102. Плюс один, новая эра...
Я иду, обходя лужи. Около дома никого, и в доме пусто. Вдруг слышу слабое попискивание! В кухне, в том самом ящике, который мы одобрили с Алисой, - голова кошки. Все ясно! Котят четверо, двое серых, один черный, и рыжий... как Шурик! Серые, как наш Серый. А черный, как наш Клаус... Тут же является Серый, прыгнул и устроился рядом с ящиком. Зная, что коты иногда душат котят, я хотел прогнать его, но не тут-то было. Сидит и смотрит, и, чувствую, будет стоять насмерть. Охраняешь, значит?.. Я пришел через час - сидит. Собрался уйти - он на месте... Из кухни всех вымело - никого, кроме этой счастливой парочки. На балконе мелькнула тень - кот с коротким хвостом. Впустил Хрюшу, он заглянул в кухню, увидел Серого и отпрянул, убежал в комнату, лег... Не будет общего мира у нас.
103. Двадцать шестого, плюс три...
Буйный южный ветер, дым клочьями стелется понизу, серые хлопья, расходясь по небу, пишут иероглифы, каллиграфически точны, мастерски размыты, растекаются по влажной бумаге... Из подвала чертиком выскакивает Хрюша, объясняет то, что я уже знаю. Дома Клаус, который все понял уже вчера, один из всех осмелился остаться на кухне, только перебрался подальше от котят, выбрал удобное и безопасное место на полке, и наблюдает. Алиса на месте, все четверка под брюхом, рядом Люська, то и дело бросается в ящик, помогать. Алиса спокойна, Люська взволнована, просто сияет, не позволяет трогать котят - тут же кричит, царапается... Серый на посту, чуть прищурившись, наблюдает за обстановкой. "Ты напомнил мне Васю... Не бойся, не трону твоих котят." Эта парочка, Алиса и Серый, доконала меня. Пусть идет как идет... Я объявил своим, что теперь мы живем в комнате, перенес туда часть мисок и вернулся к картинам. Меня злили убогие горизонтали, тихие прелести, вялый невыразительный цвет! Я настроился, наконец, на дальнодействие пятен, суровую черноту, подтеки, грязь, и сухой, неистовый, с цепи сорвавшийся желтый, впитавший деготь и уголь...

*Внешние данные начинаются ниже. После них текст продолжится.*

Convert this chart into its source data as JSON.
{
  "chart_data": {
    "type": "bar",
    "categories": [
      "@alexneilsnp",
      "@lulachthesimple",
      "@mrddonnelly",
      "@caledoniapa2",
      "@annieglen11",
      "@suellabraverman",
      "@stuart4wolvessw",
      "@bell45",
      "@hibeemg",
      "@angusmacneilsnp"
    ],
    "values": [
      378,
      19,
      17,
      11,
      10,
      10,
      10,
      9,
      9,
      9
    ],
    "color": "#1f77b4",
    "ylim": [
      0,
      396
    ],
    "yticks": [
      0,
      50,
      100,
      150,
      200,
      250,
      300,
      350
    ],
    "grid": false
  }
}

104. Первое марта, день открытий...
Солнцу с утра не расшевелить застывшую воду, на ней тонкое стеклышко с мутно-молочным краем. Новые птицы галдят и суетятся, словно зима позади. Я не верю, и все мои тоже не верят. Подойдя к дому, я вспомнил, что давно перестал заходить сзади, как делал в большие морозы. Там у мусора меня ждал Макс, шел навстречу, это был наш порядок вещей. Растаял лед, снова замерзла вода, и за домом возник ледяной бугор, не за что уцепиться. Мы договорились с нашими встречаться у подъезда, туда тоже выходят подвальные окна, и можно ждать. Согласились все, кроме Макса, спереди его никогда не было, и я выходил еще, звал его, и он откликался. Но сегодня что-то толкнуло меня за дом, хотя там чертовски скользко. Кое-как пробился к нашей дорожке - и увидел Макса. Он сидел, нахохлившись и смотрел в мою сторону. Он еще не видел меня за деревьями, но я-то узнал его!. Значит, он каждый день... И меня нет! Потом я появлялся... Но с другой стороны! Утром он снова приходит, ждет... Я все делал не так! Для него это было важно! Что делать, если он не так расторопен, гибок, сметлив, как Клаус, не так быстр, как Хрюша, не так мудр, как Алиса?.. Он каждый день ждал, что сегодня обязательно будет правильно!.. Здесь ему легче спасаться от Серого - видно издалека, и можно быстро сместиться к девятому, укрыться в тихом и темном подвале... И мусорка рядом... Это не мелочи, я должен был понимать! Нет, я все-таки безнадежен, недоделанный кот! Я позвал его и вытащил единственный кусок рыбы, который нес всем. За верность, стойкость, глупость его и неуклюжесть, за все, чем он отличается от других, и дорог мне... Я знал, что потом пожалею, с пустыми руками, увидев глаза своих, но не мог удержаться. Смотрел, как он жадно глотает, постоянно оглядываясь, не приближается ли его враг... "Никто не посмеет на нас напасть! " - я говорил ему, и видел, что мой голос его успокаивает. Ему так нравилось - я иду, а он, издалека завидев, бежит навстречу. И он каждый день хотел, чтобы повторилась эта страшно важная малость - и не было! Зачем ум, если такая простая вещь не пришла мне в голову?.. И я решил всегда так ходить, как он хотел.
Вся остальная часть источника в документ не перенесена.